Confidential Information
Any non-public business, financial, operational, or strategic information disclosed by either party in connection with an engagement.
02

Engagement Types & Scope

The Provider offers five engagement formats. Each is governed by these Terms in addition to any SOW executed between the parties. All engagements are selective and subject to availability and fit assessment.

Engagement Format Starting Price Primary Output
Expansion Session 90-minute session $1,500 Perspective and identity clarity assessment
Clarity Diagnostic 90-minute session $2,500 One-page structural assessment
Architecture Intensive 2–3 day working engagement $25,000 Architectural blueprint + 90-day execution path
ClarityOS Deployment 2–3 week embedded engagement $100,000 ClarityOS Governance Document
Governance Advisory Monthly retainer $5,000/mo Quarterly review + governance updates
Prices listed are starting investments. Final fees are confirmed in the SOW prior to engagement commencement. The Clarity Diagnostic fee applies toward the Architecture Intensive if the Client moves forward within 30 days of diagnostic delivery.
03

Scope of Work

Engagement Definition

The scope of each engagement is defined in a mutually executed SOW. Work performed outside the defined scope requires a written amendment signed by both parties. The Provider reserves the right to decline scope expansions that are inconsistent with the engagement format or methodology.

Nature of Services

Structural engagements are strategic architecture services, not advisory consulting, legal counsel, financial advice, accounting services, or psychological services. The Expansion Session is perspective and identity work for operators and founders — not therapy, life coaching, or clinical treatment. Deliverables are structural recommendations, governance frameworks, or written clarity assessments as defined in the SOW. Implementation is the sole responsibility of the Client. The Provider does not guarantee specific financial outcomes, revenue increases, or operational results.

Client Responsibilities

The Client agrees to: provide timely access to relevant personnel, documents, and information required for the engagement; designate a primary point of contact with authority to make decisions; complete all pre-engagement intake materials prior to the start date; and implement or decline recommendations at their sole discretion.

Engagement Scheduling

Engagement dates are confirmed in the SOW following receipt of the deposit payment. The Provider schedules engagements on a limited quarterly basis. The Provider reserves the right to reschedule an engagement with a minimum of 10 business days' notice to the Client.

04

Payment Terms

Deposit & Payment Schedule
  1. Expansion Session: Payment in full is required prior to scheduling the session.
  2. Clarity Diagnostic: Payment in full is required prior to scheduling the session.
  3. Architecture Intensive: 50% deposit required to confirm the engagement date. Remaining 50% due on or before the first day of the engagement.
  4. ClarityOS Deployment: 50% deposit required to confirm the engagement date. 25% due at the midpoint of the engagement. Final 25% due upon delivery of the ClarityOS Governance Document.
  5. Governance Advisory: Billed monthly in advance. First month's payment due prior to retainer commencement.
Accepted Payment Methods

Payment is accepted via secure online checkout (for Expansion Session and Clarity Diagnostic), ACH bank transfer, wire transfer, or check made payable to JoshJWGM. Credit card payments are accepted subject to a 3% processing fee. All payments are in US dollars.

Late Payments

Payments not received within 7 days of the due date are subject to a 1.5% monthly late fee. The Provider reserves the right to suspend all work and deliverable delivery until outstanding balances are paid in full. Suspension of work does not relieve the Client of payment obligations.

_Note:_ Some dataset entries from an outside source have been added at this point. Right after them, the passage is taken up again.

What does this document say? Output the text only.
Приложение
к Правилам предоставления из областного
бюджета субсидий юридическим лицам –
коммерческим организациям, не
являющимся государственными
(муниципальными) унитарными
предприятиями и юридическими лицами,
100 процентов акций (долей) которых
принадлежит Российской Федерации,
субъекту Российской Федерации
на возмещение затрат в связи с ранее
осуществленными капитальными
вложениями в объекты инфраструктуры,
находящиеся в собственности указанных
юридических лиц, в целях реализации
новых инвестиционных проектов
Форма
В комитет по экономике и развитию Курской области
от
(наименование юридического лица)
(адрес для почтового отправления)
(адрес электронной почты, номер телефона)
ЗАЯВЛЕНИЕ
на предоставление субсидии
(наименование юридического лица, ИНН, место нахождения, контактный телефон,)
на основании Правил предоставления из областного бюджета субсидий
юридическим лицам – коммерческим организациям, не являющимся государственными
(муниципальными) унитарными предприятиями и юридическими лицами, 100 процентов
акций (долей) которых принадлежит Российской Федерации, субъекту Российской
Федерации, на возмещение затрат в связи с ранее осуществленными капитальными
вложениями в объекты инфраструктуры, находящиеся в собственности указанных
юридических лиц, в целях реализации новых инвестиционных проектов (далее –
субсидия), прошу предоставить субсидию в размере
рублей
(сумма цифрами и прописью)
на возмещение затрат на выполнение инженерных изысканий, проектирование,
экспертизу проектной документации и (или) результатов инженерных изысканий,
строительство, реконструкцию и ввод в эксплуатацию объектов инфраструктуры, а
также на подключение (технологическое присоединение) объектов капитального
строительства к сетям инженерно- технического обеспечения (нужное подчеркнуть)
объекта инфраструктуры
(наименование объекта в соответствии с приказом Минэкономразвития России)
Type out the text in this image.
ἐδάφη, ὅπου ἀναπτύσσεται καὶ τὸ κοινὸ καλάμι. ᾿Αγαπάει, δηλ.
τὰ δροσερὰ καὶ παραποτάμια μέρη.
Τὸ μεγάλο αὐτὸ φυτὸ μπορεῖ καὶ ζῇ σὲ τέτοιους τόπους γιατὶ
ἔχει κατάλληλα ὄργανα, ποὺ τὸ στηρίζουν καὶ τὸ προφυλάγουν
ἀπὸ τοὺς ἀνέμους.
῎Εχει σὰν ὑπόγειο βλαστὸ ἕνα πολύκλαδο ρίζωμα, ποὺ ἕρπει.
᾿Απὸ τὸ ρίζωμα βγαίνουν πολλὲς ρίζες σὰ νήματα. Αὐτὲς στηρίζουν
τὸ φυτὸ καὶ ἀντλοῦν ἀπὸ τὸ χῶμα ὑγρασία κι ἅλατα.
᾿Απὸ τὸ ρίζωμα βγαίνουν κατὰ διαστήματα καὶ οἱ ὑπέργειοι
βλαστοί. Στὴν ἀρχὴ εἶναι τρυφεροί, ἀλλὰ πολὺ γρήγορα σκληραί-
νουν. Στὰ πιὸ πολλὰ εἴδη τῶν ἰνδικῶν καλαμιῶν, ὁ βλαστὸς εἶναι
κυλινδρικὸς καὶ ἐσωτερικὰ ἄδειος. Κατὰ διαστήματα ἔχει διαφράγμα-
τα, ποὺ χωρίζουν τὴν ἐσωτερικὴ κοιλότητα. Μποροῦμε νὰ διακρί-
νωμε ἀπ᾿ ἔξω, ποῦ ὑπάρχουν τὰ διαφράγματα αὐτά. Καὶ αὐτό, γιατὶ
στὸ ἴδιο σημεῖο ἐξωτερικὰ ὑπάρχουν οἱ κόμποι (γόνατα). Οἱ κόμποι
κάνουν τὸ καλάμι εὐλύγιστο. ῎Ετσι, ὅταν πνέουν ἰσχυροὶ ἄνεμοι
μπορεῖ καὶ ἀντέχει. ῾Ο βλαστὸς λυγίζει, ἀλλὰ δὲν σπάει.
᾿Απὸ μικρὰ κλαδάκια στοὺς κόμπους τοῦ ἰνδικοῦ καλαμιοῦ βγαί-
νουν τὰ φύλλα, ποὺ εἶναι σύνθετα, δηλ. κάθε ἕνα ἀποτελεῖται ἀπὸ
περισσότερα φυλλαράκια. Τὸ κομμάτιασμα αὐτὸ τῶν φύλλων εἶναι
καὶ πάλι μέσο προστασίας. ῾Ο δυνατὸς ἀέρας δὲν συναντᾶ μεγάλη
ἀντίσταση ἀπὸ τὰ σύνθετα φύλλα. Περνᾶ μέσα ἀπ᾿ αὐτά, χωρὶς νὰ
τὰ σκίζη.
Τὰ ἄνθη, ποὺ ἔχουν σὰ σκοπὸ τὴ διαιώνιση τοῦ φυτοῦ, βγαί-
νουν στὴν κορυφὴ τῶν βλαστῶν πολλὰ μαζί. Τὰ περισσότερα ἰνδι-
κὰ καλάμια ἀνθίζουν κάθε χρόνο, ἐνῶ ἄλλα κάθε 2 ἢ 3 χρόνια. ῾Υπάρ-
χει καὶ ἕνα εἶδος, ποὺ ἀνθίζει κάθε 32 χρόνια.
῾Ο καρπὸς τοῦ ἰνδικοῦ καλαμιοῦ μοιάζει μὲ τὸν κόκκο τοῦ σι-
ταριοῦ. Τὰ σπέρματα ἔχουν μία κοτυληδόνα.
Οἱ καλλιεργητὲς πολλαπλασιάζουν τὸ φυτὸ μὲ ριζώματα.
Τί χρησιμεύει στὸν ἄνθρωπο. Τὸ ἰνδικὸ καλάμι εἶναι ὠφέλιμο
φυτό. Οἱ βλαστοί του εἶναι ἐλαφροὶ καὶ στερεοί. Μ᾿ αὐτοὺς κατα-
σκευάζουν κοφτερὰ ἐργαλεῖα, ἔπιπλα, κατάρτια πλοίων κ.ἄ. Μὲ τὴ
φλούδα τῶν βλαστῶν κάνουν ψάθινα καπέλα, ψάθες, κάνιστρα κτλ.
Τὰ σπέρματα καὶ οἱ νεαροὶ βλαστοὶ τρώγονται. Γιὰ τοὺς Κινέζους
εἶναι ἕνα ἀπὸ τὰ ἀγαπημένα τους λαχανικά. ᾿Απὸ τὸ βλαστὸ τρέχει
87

Non-payment: In the event of non-payment of any amount due under an executed SOW, the Provider reserves the right to pursue collection through all available legal remedies. The Client agrees to pay all reasonable attorneys' fees and collection costs incurred in connection with collection of unpaid amounts.
05

Confidentiality

Mutual Obligation

Both parties agree to hold in strict confidence all Confidential Information received from the other party in connection with an engagement. Neither party shall disclose Confidential Information to any third party without the prior written consent of the disclosing party, except as required by law.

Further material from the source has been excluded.